RIP Eric Montross | Syracusefan.com

RIP Eric Montross

So sad. RIP. Great player. I rode an elevator with him and Dean Smith at the Marriott Carrier Circle when UNC was in town for the NCAA's in 1991. I remember Montross was a very big kid and Dean Smith looked very old standing two feet from him. Funny thing is that I am older than Dean Smith now than he was then.
 
Although I was never a UNC fan, EM was one of the good ones.

Montross played for UNC under renowned coach Dean Smith, whose legacy includes bringing on the team’s first Black player. During the summer of 2020, when Black Lives Matter protests exploded across the country in response to the killing of George Floyd, Montross spoke out about the need to end police brutality against Black people and for white Americans to recognize their privilege.

“It wasn’t that I ever thought differently of someone whose skin color was different than me, but I maybe didn’t have my eyes open as wide as I should have,” he told Sports Illustrated at the time.

“So many of my friends are not white men. And so many of my teammates are not white men. Many of the people I call my best teammates, and I call my best friends don’t look like me,” he continued. “There are people who I deeply, deeply respect who don’t look like me. I think that we just have an opportunity now as a nation and drill down to your household, neighborhood, community, state, and nation.”

~HuffPo
 
Although I was never a UNC fan, EM was one of the good ones.

Montross played for UNC under renowned coach Dean Smith, whose legacy includes bringing on the team’s first Black player. During the summer of 2020, when Black Lives Matter protests exploded across the country in response to the killing of George Floyd, Montross spoke out about the need to end police brutality against Black people and for white Americans to recognize their privilege.

“It wasn’t that I ever thought differently of someone whose skin color was different than me, but I maybe didn’t have my eyes open as wide as I should have,” he told Sports Illustrated at the time.
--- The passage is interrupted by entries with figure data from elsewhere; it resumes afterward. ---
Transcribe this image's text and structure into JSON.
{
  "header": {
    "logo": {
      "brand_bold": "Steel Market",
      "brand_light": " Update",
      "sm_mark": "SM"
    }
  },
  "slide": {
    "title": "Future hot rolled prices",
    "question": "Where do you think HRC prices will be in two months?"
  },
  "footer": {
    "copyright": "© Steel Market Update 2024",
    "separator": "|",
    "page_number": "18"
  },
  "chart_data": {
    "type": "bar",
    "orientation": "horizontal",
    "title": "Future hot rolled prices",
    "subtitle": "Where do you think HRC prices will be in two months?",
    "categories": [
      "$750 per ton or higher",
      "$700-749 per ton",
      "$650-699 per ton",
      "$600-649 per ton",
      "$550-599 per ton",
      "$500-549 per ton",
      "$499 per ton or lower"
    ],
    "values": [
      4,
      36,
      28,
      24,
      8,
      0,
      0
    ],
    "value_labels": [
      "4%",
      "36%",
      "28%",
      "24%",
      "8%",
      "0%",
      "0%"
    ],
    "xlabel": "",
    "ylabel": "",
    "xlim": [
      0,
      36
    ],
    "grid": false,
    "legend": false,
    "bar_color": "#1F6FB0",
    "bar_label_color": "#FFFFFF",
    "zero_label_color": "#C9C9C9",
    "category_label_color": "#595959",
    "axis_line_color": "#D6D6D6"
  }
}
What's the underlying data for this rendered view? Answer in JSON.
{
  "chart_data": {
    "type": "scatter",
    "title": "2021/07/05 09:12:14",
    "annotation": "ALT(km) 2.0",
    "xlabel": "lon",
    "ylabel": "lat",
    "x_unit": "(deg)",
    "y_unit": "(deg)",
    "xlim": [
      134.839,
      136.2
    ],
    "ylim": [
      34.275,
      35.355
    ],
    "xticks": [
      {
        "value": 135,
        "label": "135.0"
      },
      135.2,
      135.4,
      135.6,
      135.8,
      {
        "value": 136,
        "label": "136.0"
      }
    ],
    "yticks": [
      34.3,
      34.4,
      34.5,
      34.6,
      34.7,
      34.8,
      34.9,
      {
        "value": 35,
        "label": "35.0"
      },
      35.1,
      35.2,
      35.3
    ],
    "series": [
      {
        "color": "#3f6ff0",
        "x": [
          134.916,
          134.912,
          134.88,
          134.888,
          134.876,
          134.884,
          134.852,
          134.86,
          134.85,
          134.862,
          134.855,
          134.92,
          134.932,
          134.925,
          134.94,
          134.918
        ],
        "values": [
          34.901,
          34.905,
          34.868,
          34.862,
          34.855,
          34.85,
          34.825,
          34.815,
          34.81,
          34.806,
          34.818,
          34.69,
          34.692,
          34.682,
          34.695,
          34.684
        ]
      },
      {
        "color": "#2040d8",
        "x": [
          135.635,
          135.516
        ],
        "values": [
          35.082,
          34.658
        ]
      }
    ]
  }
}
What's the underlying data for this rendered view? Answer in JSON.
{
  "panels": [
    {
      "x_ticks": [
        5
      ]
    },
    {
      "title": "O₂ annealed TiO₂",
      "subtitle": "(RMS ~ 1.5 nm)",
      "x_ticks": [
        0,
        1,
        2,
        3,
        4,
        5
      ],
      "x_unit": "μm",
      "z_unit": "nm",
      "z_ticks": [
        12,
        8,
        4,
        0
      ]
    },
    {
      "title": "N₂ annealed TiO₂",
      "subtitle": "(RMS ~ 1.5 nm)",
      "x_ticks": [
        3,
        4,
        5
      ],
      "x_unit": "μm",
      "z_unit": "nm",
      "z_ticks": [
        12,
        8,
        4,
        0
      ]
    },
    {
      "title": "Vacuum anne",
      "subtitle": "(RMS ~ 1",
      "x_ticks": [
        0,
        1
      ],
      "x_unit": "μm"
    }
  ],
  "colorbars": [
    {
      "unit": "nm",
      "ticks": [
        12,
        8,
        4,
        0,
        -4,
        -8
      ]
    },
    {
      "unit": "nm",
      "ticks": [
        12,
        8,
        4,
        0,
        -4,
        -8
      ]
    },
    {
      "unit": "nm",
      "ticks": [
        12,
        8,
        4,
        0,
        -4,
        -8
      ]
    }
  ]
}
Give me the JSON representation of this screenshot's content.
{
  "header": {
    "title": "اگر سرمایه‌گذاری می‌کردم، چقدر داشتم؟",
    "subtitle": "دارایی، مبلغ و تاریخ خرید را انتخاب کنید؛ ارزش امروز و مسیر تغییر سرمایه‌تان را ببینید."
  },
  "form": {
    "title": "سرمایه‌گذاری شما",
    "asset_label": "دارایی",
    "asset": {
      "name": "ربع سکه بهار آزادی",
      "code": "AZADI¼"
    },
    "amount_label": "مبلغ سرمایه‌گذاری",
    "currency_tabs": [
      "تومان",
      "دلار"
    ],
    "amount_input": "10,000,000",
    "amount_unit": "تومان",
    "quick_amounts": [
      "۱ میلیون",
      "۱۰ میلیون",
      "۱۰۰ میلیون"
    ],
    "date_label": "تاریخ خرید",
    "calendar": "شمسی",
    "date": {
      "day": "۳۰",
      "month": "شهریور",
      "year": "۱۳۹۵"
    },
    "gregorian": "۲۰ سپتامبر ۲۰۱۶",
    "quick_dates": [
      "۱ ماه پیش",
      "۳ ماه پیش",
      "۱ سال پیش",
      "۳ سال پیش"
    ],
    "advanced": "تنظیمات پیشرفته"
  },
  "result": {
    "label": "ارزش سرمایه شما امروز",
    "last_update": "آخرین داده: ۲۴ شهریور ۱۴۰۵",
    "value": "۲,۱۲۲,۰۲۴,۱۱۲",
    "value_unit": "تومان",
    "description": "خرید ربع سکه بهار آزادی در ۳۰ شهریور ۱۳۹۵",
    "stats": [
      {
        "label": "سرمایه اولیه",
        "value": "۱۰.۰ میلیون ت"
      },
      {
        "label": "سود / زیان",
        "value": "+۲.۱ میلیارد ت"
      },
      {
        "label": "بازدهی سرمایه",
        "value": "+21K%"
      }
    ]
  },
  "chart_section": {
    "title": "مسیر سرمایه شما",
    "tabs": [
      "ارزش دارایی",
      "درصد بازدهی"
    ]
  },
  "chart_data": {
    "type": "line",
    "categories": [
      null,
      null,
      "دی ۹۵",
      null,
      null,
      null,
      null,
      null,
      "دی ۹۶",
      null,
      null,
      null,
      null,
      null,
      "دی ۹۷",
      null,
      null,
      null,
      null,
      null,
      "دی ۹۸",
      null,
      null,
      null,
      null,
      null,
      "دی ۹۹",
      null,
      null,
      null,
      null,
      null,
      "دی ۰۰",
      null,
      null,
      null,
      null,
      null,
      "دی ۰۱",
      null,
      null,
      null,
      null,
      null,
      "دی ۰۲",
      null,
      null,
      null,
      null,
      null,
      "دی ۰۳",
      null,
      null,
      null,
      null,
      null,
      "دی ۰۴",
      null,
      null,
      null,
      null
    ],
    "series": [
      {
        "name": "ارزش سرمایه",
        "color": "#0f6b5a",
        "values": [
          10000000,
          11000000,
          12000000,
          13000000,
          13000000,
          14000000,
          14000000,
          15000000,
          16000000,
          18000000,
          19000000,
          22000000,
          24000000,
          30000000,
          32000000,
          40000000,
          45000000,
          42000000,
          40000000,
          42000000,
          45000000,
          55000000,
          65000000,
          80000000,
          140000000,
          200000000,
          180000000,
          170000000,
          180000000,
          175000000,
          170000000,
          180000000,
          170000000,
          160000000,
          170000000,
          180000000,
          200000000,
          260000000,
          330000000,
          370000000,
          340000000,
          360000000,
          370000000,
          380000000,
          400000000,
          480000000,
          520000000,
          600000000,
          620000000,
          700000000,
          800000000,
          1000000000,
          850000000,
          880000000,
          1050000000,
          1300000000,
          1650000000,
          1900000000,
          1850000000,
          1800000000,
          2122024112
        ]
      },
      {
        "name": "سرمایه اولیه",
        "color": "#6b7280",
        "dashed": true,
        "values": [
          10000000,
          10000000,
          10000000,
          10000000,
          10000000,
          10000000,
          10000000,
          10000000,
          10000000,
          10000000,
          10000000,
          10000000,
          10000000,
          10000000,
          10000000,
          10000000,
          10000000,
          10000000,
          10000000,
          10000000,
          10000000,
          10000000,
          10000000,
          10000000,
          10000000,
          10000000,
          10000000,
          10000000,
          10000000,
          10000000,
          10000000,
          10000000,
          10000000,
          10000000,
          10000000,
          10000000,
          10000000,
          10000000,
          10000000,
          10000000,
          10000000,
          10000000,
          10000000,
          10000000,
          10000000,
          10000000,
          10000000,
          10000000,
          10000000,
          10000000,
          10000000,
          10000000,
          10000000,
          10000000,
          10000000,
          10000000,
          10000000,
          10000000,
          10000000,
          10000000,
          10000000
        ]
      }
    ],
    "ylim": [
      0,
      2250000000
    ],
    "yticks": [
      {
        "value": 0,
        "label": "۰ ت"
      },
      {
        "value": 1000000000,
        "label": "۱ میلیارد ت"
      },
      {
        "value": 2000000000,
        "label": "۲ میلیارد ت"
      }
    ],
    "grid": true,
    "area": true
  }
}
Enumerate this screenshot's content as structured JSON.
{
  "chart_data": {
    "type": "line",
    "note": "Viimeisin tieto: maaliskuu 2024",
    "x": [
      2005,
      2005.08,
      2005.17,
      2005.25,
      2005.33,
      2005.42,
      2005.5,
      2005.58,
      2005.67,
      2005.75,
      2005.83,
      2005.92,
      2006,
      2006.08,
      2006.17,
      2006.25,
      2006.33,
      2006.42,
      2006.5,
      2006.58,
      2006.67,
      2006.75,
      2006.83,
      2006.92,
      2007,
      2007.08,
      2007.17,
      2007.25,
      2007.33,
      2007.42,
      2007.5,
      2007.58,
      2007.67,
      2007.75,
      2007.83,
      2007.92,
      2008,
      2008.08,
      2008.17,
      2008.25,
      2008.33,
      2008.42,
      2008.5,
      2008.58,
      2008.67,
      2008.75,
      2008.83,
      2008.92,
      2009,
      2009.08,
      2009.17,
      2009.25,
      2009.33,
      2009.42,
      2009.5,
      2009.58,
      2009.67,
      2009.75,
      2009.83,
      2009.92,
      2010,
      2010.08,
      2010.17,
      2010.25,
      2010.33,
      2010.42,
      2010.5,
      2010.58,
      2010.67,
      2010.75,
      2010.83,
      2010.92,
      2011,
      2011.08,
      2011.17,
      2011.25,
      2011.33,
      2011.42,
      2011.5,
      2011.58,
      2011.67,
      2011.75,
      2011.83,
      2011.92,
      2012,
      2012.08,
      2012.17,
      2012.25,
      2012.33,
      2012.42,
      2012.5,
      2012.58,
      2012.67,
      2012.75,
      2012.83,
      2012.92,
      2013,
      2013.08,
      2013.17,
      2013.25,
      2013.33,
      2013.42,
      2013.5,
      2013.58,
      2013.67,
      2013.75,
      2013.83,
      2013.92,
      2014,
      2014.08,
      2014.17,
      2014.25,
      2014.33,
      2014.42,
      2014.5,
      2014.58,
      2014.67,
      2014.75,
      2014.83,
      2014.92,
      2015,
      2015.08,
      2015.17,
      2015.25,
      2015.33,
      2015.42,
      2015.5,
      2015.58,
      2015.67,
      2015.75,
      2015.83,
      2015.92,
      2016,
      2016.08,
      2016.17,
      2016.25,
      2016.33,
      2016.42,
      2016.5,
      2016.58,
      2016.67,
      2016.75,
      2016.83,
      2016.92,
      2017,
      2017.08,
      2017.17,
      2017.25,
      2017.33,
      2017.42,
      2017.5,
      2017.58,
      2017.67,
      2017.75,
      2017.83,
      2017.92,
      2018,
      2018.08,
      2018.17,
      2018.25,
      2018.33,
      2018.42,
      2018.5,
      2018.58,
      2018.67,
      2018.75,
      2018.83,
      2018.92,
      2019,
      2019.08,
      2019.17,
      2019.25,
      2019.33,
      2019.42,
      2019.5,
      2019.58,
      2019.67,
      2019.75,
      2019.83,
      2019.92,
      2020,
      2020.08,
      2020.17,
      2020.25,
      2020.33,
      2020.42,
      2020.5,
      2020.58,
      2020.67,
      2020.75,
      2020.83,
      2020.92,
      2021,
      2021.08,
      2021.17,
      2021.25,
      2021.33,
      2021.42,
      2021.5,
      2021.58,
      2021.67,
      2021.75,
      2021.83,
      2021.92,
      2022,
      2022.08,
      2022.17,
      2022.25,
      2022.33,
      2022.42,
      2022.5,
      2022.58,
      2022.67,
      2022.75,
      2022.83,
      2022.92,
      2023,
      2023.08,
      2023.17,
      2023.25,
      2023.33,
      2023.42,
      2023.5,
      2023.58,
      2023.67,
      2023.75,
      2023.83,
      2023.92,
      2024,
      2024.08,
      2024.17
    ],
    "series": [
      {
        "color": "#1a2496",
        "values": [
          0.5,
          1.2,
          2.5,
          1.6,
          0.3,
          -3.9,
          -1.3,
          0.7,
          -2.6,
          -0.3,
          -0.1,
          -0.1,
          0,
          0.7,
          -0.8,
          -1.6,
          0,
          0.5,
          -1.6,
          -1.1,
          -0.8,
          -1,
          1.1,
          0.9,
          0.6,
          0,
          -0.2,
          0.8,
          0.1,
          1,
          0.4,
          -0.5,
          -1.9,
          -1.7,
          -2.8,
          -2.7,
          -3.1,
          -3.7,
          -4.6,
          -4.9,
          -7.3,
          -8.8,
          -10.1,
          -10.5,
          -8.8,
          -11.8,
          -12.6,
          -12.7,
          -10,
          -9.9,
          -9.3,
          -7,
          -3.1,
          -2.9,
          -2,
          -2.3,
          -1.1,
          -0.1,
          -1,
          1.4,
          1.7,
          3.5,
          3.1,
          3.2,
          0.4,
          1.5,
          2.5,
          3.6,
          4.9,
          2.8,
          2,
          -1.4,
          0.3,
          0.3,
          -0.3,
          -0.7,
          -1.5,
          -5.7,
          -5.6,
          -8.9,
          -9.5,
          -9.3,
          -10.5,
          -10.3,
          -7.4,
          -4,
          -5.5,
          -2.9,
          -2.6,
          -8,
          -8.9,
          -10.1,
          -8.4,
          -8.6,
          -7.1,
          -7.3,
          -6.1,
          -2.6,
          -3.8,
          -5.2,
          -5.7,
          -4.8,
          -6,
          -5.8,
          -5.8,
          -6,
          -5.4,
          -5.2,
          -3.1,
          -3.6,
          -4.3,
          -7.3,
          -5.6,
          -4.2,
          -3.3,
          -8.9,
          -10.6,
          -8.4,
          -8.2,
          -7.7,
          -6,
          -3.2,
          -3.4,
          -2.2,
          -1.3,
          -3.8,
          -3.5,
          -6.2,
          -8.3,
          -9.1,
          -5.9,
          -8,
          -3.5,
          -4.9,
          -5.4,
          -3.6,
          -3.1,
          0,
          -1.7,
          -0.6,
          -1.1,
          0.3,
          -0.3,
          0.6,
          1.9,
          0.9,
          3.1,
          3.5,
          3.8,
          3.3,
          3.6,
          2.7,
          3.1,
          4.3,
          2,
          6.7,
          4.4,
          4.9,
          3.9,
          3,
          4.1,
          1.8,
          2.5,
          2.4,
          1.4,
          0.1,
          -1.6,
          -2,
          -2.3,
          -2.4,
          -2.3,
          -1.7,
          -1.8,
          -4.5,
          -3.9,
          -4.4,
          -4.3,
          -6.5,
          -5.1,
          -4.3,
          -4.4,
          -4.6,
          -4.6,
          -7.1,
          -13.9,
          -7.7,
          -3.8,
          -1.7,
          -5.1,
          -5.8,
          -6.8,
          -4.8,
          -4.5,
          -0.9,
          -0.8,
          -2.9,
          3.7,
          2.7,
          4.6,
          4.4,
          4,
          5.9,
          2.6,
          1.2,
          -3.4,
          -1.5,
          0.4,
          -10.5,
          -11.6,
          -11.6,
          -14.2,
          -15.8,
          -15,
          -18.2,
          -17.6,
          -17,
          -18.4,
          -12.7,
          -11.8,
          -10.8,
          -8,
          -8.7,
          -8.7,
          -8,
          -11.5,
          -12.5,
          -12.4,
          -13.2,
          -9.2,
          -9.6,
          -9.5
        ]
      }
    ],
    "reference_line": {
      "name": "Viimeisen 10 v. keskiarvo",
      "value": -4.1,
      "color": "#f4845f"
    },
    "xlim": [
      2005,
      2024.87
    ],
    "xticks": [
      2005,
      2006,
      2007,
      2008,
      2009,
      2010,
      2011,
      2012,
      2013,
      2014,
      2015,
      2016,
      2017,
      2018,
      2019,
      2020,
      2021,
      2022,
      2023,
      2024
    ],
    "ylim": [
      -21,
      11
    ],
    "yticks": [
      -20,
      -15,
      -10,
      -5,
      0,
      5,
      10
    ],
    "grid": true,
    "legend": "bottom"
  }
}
“So many of my friends are not white men. And so many of my teammates are not white men. Many of the people I call my best teammates, and I call my best friends don’t look like me,” he continued. “There are people who I deeply, deeply respect who don’t look like me. I think that we just have an opportunity now as a nation and drill down to your household, neighborhood, community, state, and nation.”

~HuffPo
Thanks for sharing that. Great stuff. Also very interesting that the guy with the perpetual cop haircut to come out that way. I absolutely judged that book by its cover and I was way off. Good on him.